An example I like to give is from the real world - task scheduling. We had to write some simple task scheduling for an application. Each task was multiple steps, many of which were time based (i.e., "execute this command, wait X amount of time, execute another command, wait Y amount of time, execute a third command, once that is successful execute a fourth command"). The traditional way of doing this would be some sort of priority queue, with tasks weighted by how long from now until they were to be done. You check how long until the next event, sleep until then, fire it, then repeat. Simple, right?

Except...each event leads to more events. And event timings can change. And events can happen simultaneously, so you actually need a pool of threads to actually execute the events on. Locks everywhere. Task logic is very hard to isolate from the execution logic (i.e., the bit that says "do X, and create an event to execute at time Y" is hard to keep entirely separate from the "pull event from priority queue, throw to a new thread to execute on, sleep until next event", since there are so many interactions between the two that can affect one another, changing when events happen, and when the queue puller needs to wake up).

In Erlang though? Trivial. Write your entire task as a single job. I.e., do x, wait, do y, wait, do z, wait for a message that z has completed, do a, etc. Then spin up one of those for each task that you need and let the VM handle the concurrency aspects of it. Even additional complexity, like "in the event of a message, change the amount of time until the next event to be half of what it was" is trivial; it's all contained in the same module, it all describes the same lifecycle of a single task. All the concurrency, the running of many of those tasks, and their interactions, and ensuring none is blocked, etc, is -free-.

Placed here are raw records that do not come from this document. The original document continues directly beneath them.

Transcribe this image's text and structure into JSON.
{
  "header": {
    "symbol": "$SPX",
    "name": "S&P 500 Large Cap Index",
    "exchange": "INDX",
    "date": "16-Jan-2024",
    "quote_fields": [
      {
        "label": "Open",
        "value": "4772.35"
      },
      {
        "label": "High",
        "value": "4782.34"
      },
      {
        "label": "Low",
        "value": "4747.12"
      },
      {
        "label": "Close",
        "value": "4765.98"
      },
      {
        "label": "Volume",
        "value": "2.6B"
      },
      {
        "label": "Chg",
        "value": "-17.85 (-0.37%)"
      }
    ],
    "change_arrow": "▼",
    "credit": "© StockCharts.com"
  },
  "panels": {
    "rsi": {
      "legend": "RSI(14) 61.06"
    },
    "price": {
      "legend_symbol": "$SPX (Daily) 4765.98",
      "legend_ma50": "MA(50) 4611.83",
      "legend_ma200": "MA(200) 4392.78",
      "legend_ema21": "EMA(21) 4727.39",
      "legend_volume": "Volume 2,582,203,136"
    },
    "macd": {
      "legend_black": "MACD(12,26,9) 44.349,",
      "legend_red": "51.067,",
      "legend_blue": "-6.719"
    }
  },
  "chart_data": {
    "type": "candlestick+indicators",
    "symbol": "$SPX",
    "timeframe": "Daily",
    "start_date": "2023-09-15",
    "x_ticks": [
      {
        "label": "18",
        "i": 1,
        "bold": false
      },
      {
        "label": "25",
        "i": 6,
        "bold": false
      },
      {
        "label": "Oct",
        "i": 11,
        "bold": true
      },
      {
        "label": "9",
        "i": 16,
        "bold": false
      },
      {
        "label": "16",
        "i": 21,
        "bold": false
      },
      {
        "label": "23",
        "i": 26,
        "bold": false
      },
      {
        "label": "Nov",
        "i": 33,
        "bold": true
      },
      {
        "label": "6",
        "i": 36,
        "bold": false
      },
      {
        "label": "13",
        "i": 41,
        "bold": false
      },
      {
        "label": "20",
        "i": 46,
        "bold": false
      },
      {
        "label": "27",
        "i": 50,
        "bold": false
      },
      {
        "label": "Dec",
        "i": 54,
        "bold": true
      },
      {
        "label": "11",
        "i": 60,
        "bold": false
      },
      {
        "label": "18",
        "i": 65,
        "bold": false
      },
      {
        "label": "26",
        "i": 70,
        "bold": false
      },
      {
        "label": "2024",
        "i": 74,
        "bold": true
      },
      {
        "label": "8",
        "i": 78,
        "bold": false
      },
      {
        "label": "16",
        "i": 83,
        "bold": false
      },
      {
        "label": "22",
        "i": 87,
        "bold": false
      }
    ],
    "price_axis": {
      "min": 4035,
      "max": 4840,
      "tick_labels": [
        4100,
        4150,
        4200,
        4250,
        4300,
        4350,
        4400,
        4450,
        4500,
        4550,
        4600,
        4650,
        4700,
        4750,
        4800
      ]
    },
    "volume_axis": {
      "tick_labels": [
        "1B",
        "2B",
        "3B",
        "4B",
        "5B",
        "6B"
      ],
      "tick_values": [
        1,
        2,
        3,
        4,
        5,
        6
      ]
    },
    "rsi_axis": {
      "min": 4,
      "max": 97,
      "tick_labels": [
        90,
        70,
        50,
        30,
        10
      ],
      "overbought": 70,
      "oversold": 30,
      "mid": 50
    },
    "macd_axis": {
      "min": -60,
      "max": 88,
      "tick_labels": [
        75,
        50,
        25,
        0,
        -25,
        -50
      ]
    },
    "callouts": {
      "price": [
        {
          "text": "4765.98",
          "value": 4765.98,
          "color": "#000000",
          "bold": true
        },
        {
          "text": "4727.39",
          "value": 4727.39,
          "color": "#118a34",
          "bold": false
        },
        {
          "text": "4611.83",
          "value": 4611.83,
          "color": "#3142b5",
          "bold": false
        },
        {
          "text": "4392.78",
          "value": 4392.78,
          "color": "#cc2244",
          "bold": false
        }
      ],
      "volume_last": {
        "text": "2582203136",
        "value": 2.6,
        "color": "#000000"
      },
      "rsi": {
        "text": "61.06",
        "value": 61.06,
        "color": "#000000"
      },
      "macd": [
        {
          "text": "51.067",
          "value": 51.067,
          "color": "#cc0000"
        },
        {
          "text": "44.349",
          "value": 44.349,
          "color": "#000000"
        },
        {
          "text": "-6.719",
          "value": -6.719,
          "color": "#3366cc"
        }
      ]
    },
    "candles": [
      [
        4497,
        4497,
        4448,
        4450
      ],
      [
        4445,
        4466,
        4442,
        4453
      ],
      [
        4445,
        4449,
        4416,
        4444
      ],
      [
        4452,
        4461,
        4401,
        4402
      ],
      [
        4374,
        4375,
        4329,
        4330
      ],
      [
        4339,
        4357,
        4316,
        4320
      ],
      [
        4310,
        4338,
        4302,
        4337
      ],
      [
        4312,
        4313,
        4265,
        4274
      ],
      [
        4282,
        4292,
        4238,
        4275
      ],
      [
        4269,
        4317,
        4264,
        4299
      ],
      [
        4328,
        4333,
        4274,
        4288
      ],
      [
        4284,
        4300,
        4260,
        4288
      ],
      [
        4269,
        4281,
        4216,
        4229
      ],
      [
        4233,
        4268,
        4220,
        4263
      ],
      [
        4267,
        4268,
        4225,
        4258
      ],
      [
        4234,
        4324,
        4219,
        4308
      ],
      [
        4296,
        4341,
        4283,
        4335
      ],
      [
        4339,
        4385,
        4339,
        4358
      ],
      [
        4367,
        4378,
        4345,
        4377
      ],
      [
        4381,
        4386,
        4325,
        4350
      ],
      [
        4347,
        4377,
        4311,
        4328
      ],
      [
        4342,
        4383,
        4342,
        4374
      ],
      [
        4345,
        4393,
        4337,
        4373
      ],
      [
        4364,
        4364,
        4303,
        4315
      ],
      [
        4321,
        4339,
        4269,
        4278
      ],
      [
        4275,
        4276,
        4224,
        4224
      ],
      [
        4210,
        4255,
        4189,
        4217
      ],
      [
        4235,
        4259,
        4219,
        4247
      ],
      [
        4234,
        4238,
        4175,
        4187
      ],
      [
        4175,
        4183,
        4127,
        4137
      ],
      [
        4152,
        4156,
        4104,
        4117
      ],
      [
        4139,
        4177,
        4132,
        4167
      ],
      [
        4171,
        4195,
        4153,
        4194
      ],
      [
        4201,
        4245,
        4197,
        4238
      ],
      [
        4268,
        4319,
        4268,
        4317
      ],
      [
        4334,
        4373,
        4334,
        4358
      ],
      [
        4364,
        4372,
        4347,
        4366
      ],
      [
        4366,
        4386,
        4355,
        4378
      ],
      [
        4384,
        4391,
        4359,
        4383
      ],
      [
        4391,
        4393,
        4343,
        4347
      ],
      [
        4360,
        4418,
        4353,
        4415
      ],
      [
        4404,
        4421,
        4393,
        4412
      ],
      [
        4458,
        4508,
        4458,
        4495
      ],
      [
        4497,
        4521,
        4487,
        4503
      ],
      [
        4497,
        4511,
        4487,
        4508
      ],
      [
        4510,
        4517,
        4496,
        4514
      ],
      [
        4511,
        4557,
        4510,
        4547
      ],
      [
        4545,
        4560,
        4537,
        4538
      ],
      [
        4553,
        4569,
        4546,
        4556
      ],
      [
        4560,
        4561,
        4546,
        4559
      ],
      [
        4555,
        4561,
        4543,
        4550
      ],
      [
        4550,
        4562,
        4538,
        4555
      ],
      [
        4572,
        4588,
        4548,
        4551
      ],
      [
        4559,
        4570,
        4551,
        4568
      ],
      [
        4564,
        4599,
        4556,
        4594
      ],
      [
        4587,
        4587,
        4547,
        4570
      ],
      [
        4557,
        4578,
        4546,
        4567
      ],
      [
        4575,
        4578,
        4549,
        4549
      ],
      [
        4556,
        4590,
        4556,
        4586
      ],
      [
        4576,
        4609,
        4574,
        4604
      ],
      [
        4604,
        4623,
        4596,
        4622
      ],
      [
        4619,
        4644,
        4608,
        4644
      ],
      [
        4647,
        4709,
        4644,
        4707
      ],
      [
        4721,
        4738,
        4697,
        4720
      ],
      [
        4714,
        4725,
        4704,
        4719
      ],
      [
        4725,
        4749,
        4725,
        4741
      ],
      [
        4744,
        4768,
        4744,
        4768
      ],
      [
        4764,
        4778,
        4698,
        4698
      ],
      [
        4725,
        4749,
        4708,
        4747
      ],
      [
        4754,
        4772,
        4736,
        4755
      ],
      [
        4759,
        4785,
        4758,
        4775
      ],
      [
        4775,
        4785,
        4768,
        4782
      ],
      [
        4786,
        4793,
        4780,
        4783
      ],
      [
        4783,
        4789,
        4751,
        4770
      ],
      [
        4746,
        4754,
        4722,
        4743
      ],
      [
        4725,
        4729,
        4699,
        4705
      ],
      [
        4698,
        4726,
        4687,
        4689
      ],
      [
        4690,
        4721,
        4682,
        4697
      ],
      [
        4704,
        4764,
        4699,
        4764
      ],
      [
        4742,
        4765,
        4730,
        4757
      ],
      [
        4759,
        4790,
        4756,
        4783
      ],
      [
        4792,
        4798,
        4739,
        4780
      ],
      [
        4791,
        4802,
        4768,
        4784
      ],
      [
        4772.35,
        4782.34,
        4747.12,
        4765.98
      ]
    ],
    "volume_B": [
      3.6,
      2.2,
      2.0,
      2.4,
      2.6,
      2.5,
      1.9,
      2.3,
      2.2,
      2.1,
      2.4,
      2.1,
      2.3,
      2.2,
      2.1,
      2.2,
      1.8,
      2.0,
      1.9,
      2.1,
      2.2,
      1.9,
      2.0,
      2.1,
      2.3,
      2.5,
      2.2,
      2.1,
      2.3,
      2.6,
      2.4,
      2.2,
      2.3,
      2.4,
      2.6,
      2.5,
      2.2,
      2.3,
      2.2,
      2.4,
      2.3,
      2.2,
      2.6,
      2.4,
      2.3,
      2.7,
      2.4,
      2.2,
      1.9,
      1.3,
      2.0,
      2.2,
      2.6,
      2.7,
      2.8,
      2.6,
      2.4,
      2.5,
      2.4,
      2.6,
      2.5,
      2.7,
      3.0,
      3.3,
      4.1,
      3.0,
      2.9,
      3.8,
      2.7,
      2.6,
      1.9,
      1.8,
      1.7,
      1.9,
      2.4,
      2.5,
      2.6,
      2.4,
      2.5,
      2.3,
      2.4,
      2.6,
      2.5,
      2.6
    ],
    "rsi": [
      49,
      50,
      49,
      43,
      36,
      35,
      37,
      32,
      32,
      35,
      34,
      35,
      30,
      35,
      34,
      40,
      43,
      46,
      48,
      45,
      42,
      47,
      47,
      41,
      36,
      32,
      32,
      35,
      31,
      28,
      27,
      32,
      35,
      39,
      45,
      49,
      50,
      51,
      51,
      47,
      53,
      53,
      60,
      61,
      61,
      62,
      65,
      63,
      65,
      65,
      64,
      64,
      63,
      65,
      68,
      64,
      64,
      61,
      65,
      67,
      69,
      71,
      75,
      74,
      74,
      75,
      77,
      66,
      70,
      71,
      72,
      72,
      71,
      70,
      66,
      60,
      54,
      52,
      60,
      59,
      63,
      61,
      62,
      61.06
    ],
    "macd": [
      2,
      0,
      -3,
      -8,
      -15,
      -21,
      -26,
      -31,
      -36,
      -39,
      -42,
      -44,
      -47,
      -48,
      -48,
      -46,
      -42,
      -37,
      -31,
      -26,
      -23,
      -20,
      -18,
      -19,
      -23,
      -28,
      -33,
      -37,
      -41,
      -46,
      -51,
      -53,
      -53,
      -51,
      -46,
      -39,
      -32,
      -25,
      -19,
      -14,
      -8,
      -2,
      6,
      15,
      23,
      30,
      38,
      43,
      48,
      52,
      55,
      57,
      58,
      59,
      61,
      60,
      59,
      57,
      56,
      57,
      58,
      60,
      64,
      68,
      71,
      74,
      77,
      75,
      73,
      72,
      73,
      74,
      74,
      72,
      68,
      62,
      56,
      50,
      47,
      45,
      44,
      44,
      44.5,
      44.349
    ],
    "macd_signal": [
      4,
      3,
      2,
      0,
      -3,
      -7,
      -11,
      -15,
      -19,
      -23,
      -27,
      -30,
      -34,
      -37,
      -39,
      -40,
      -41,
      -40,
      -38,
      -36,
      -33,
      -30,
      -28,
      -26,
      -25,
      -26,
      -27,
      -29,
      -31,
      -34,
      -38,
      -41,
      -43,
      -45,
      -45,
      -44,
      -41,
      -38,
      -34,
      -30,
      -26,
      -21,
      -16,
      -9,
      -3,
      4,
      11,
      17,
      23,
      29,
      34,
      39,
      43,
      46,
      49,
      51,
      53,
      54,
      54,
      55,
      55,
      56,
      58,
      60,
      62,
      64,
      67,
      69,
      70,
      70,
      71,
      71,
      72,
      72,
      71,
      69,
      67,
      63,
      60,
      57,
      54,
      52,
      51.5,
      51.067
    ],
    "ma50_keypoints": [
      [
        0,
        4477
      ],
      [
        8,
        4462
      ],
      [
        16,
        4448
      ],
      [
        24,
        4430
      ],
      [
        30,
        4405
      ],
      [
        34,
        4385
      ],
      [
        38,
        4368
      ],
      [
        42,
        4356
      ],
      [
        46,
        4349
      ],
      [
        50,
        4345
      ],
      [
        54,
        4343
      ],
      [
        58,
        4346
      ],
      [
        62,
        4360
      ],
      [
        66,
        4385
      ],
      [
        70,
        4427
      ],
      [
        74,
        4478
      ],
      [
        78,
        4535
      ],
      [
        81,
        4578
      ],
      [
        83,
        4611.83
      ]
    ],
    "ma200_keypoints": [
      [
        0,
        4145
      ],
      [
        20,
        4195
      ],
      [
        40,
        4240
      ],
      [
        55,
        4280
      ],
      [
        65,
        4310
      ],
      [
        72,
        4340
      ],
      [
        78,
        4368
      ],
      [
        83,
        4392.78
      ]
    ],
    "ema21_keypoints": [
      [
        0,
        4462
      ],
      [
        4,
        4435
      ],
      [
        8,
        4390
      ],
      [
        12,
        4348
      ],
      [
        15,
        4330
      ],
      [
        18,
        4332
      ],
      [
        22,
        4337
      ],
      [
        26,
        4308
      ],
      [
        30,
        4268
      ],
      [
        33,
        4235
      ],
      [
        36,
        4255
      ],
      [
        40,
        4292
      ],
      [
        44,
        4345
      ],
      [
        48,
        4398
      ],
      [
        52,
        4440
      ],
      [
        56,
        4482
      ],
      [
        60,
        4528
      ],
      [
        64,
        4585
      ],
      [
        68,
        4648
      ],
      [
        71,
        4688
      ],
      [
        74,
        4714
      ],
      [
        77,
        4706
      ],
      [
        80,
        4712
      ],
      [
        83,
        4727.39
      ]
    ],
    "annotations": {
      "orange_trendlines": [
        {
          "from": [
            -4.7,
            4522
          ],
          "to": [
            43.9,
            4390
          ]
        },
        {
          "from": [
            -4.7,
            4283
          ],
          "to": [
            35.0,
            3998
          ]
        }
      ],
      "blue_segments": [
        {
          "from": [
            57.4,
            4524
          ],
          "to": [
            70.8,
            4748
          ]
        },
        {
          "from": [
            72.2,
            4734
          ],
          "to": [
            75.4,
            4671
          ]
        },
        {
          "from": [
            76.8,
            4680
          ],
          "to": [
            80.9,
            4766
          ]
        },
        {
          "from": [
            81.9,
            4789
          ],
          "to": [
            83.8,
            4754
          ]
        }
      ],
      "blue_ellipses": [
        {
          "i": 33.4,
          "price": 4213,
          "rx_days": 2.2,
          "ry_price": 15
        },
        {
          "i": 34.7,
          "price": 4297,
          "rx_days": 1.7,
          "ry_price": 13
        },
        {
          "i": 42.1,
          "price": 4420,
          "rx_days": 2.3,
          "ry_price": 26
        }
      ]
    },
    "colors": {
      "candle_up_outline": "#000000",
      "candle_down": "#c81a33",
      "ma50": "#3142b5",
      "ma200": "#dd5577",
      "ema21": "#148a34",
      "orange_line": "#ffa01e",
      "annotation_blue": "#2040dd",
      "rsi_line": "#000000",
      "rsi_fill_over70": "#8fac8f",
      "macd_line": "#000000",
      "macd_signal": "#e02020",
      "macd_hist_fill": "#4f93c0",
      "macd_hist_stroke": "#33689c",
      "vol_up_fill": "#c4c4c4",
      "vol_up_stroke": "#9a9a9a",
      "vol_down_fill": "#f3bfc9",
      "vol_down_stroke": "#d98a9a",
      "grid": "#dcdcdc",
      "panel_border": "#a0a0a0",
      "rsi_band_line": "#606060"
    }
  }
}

This sounds like an obvious, ideal example once explained, and yet, every person where I worked who was unfamiliar with Erlang (and even some of those who had coded a little in it, but hadn't come to grasp the paradigm as well), who was explained what we were trying to do, described it as "easy, we just need to use a priority queue and pull from it!"

I think it's not as much green threads as very many threads. And then they're not as much threads as independently threadable parts of the code.

You don't have to intentionally write a work queue and balance the number of readers vs writers, etc. You just let the runtime make things go as fast as possible.

They do get balanced across cores in almost all cases. Erlang is a functional language which really lends itself to this.